Berdasarkan analisis mendalam, stagnasi ini terjadi bukan karena produknya yang kurang berkualitas, bukan pula karena kurangnya modal produksi. Penyumbatan arteri ekonomi ini disebabkan oleh satu mata rantai yang hilang dalam ekosistem bisnis mereka: lemahnya kemampuan komunikasi pemasaran (marketing communication). Warga ahli membuat barang, namun gagap ketika harus menceritakan nilai barang tersebut kepada dunia luar. Di era algoritma dan pasar digital saat ini, produk yang “bisu”—yang tidak dikomunikasikan dengan narasi memikat—akan tenggelam dan mati.
Merespons tantangan tersebut, sekelompok mahasiswa Kuliah Kerja Nyata (KKN) dari Universitas 17 Agustus 1945 Surabaya yang tergabung dalam Sub-Kelompok 3, hadir membawa solusi berupa program inkubasi bisnis bertajuk Workshop Komunikasi Bisnis Digital: Transformasi Pemuda Menjadi Agen Pemasar Handal. Kegiatan yang berlangsung pada Minggu 23 November 2025 di Balai RW 05 Balongsari ini menjadi titik balik bagi puluhan pemuda Karang Taruna setempat.
Produk Bagus, Narasi Kurang Kuat
Koordinator Sub-Kelompok 3 KKN Universitas 17 Agustus 1925 Surabaya Frima Putri, menjelaskan bahwa program ini lahir dari proses observasi mendalam (social mapping) yang dilakukan timnya.
“Kami menemukan fakta menarik di lapangan. RW 05 Balongsari ini punya banyak “harta karun”. Ada ibu-ibu yang jago bikin keripik, ada penjual minuman herbal, dan banyak lagi. Tapi, kendalanya selalu sama: mereka tidak bisa jualan. Ketika ada tamu atau calon pembeli datang, mereka bingung menjelaskan keunggulan produknya. Akibatnya, transaksi sering batal atau produk dihargai murah,” ujar Frima Putri
Menurutnya, masalah ini tidak bisa diselesaikan hanya dengan membuatkan akun media sosial. “Banyak UMKM sudah punya Instagram, tapi sepi. Kenapa? Karena mereka tidak tahu cara ngomong. Foto produk saja tidak cukup, butuh narasi, butuh storytelling. Di sinilah kami melihat peran strategis Karang Taruna yang belum tergarap,” tambahnya.

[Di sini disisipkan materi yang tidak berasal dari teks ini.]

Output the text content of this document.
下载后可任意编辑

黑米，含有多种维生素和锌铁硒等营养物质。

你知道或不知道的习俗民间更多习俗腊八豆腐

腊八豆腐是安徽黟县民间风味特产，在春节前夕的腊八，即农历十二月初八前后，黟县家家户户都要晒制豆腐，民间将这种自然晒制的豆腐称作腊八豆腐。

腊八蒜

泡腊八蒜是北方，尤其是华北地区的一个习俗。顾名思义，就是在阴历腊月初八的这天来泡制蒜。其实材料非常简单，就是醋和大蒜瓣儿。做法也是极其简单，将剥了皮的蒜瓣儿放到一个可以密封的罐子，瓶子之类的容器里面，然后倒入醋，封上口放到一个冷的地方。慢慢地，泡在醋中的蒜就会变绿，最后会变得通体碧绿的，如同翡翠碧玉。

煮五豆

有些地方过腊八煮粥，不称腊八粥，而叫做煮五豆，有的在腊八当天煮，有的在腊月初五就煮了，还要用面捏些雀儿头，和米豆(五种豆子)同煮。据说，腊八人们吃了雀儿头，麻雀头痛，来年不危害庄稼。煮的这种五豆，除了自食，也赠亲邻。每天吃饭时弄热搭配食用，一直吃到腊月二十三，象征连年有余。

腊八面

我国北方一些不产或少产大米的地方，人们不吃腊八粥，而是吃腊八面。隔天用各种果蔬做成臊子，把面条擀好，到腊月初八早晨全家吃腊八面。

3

Bukan Sekadar Latihan Pidato
Workshop yang digelar seharian penuh ini mematahkan stigma bahwa pelatihan public speaking hanya untuk mereka yang ingin jadi pejabat atau MC. Materi yang dibawakan sangat teknis dan berorientasi pada keuntungan (profit-oriented).
Para peserta diajarkan teknik Elevator Pitch, sebuah metode komunikasi bisnis ala startup Amerika, di mana seseorang harus mampu menjelaskan nilai jual produk dalam waktu kurang dari 60 detik—seperti durasi perjalanan di dalam lift.
“Kami melatih mereka agar tidak bertele-tele. Kalau ada orang tanya ‘ini keripik apa?’, jawabannya jangan cuma ‘keripik singkong’. Tapi harus: ‘Ini keripik singkong level 10, satu-satunya di Balongsari yang pedasnya bikin nagih tapi aman di tenggorokan karena pakai minyak kelapa’. Itu bedanya komunikasi biasa dengan komunikasi bisnis,” jelas Frima, salah satu fasilitator kegiatan.
Selain itu, sesi yang paling menyedot perhatian adalah simulasi Live Shopping. Mahasiswa KKN. Satu per satu anggota Karang Taruna didorong maju ke depan kamera smartphone untuk melakukan simulasi siaran langsung (live streaming) layaknya host profesional di platform e-commerce Shopee atau TikTok.
Investasi SDM untuk Kemandirian Ekonomi
Program kerja ini dirancang untuk memberikan dampak ekonomi jangka panjang.Dalam ekonomi modern, modal komunikasi (communication capital) itu setara nilainya dengan modal finansial. Produk terbaik di dunia pun akan gagal jika tidak dikomunikasikan dengan baik.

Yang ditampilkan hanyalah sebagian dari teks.